Thai Grilled Salmon

 

Ingredients:

1 12oz. fillet of salmon
2 Tbsp chopped cilantro
2 Tsp lime juice

For the Thai ginger rub

1 Tsp ground ginger
1/2 Tsp dried basil
1/4 Tsp paprika
1/4 Tsp ground coriander
1/4 Tsp ground tuneric
1/4 Tsp cayenne pepper
1 Tsp kosher salt

For the green curry sauce

1 Tbsp green curry paste
1/2 Tsp hot curry powder
1 5.6 Oz can of coconut milk
2/3 Cup chicken broth
1 Tsp fish sauce
1 Tsp brown suger
1/2 Tsp basil leaves


Directions:

Mix the ingredients listed in "Thai ginger rub". Place the fillet skin side down on a thick piece of foil (oiled with olive oil). Drizzle the lime juice over the salmon and spread the rub over it. Heat the grill using enough charcoal to make it very hot. Place the salmon on the covered grill for 10 minutes per inch thickness. It should be a light pink throughout. Do not overcook.

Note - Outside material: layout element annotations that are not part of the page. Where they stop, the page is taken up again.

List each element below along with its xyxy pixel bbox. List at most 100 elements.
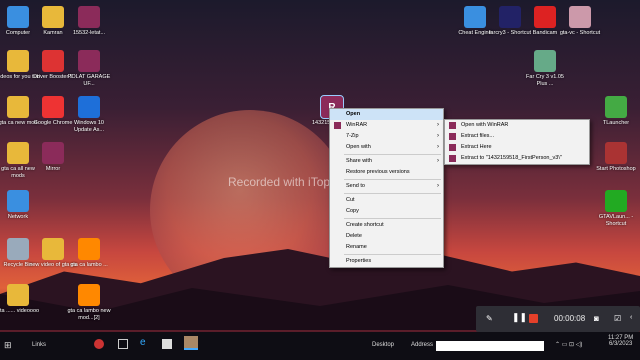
desktop-icon[interactable]: gta ca lambo new mod...[2] [65,284,113,322]
folder-icon [42,6,64,28]
menu-separator [344,193,441,194]
driver-booster-icon [42,50,64,72]
system-clock[interactable]: 11:27 PM 6/3/2023 [608,335,633,347]
desktop-icon[interactable]: Network [0,190,42,221]
context-menu-item-label: Properties [346,258,372,264]
photoshop-icon [605,142,627,164]
desktop-icon[interactable]: TLauncher [592,96,640,127]
context-menu-item[interactable]: Restore previous versions [330,167,443,178]
context-menu-item-label: Restore previous versions [346,169,410,175]
desktop-icon[interactable]: Mirror [29,142,77,173]
desktop-icon-label: gta ...... videoooo [0,308,40,314]
vlc-icon [78,284,100,306]
farcry-trainer-icon [534,50,556,72]
winrar-icon [42,142,64,164]
network-icon [7,190,29,212]
vlc-icon [78,238,100,260]
recycle-bin-icon [7,238,29,260]
chrome-icon [42,96,64,118]
desktop-icon[interactable]: Windows 10 Update As... [65,96,113,134]
pause-icon[interactable]: ❚❚ [512,312,527,323]
context-menu-item-label: Delete [346,233,362,239]
context-menu-item-label: Open with [346,144,371,150]
context-menu-item[interactable]: Properties [330,256,443,267]
links-toolbar[interactable]: Links [32,342,46,348]
winrar-submenu-item-label: Extract Here [461,144,492,150]
context-menu-item-label: Send to [346,183,365,189]
context-menu-item-label: Open [346,111,361,117]
context-menu-item-label: WinRAR [346,122,368,128]
winrar-submenu-item[interactable]: Extract files... [445,131,589,142]
context-menu-item[interactable]: Delete [330,231,443,242]
context-menu-item[interactable]: Copy [330,206,443,217]
context-menu-item-label: Rename [346,244,367,250]
context-menu-item-label: Share with [346,158,372,164]
desktop-icon-label: Far Cry 3 v1.05 Plus ... [526,74,564,87]
desktop-icon-label: POLAT GARAGE UF... [67,74,111,87]
desktop-icon[interactable]: POLAT GARAGE UF... [65,50,113,88]
tray-icons[interactable]: ⌃ ▭ ⊡ ◁) [555,341,582,348]
winrar-icon [449,155,456,162]
context-menu: Open WinRAR › 7-Zip › Open with › Share with › Re… [329,108,444,268]
screenshot-icon[interactable]: ◙ [594,314,599,323]
edge-icon[interactable]: e [140,337,146,348]
windows-icon [78,96,100,118]
address-input[interactable] [436,341,544,351]
context-menu-item[interactable]: 7-Zip › [330,131,443,142]
collapse-icon[interactable]: ‹ [630,314,632,321]
chevron-right-icon: › [437,122,439,128]
context-menu-item-label: Copy [346,208,359,214]
desktop-icon[interactable]: Far Cry 3 v1.05 Plus ... [521,50,569,88]
winrar-submenu-item[interactable]: Open with WinRAR [445,120,589,131]
cheat-engine-icon [464,6,486,28]
context-menu-item[interactable]: Open with › [330,142,443,153]
winrar-submenu-item[interactable]: Extract to "1432159518_FirstPerson_v3\" [445,153,589,164]
folder-icon [42,238,64,260]
winrar-submenu-item-label: Extract files... [461,133,495,139]
desktop-icon[interactable]: gta-vc - Shortcut [556,6,604,37]
desktop-icon-label: 15532-letat... [72,30,106,36]
desktop-icon[interactable]: gta ca lambo ... [65,238,113,269]
pen-icon[interactable]: ✎ [486,314,493,323]
store-icon[interactable] [162,339,172,349]
computer-icon [7,6,29,28]
desktop-icon[interactable]: Start Photoshop [592,142,640,173]
context-menu-item[interactable]: WinRAR › [330,120,443,131]
context-menu-item[interactable]: Send to › [330,181,443,192]
winrar-icon [78,50,100,72]
desktop-icon[interactable]: GTAVLaun... - Shortcut [592,190,640,228]
address-label: Address [411,342,434,348]
winrar-submenu-item-label: Extract to "1432159518_FirstPerson_v3\" [461,155,562,161]
desktop-icon-label: TLauncher [602,120,630,126]
stop-icon[interactable] [529,314,538,323]
context-menu-item[interactable]: Share with › [330,156,443,167]
desktop-icon-label: GTAVLaun... - Shortcut [598,214,634,227]
desktop-icon-label: Network [7,214,29,220]
active-window-icon[interactable] [184,336,198,350]
winrar-icon [334,122,341,129]
task-view-icon[interactable] [118,339,128,349]
winrar-icon [78,6,100,28]
context-menu-item[interactable]: Open [330,109,443,120]
menu-separator [344,179,441,180]
desktop-icon[interactable]: gta ...... videoooo [0,284,42,315]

Mix the "green curry sauce" ingredients in a small sauce pan. Simmer for 5 minutes. Spoon over the grilled fillet and top with the chopped cilantro.

Yield: Two servings

Notes:

This is an adaptation of a recipe from Bon Appetit. Their name for the recipe was "Thai-Ginger Rubbed Grilled Salmon with Green Curry Sauce". It was written to serve four, but I have tried reduced it for two. Even now you may have leftover from the rub and the curry sauce. I think the proportions would do at least a pound of salmon.

The smallest container of coconut milk that I have found is 5.6 ounces. That almost guarantees extra curry sauce. Go easy with the fish sauce, or omit it completely. It is strong smelling & tasting, and a little goes a long way.

If you like the character of the ingredients, this is certainly a recipe worth doing. Once you have purchased the spices, the second time will be much easier. It is a simple recipe.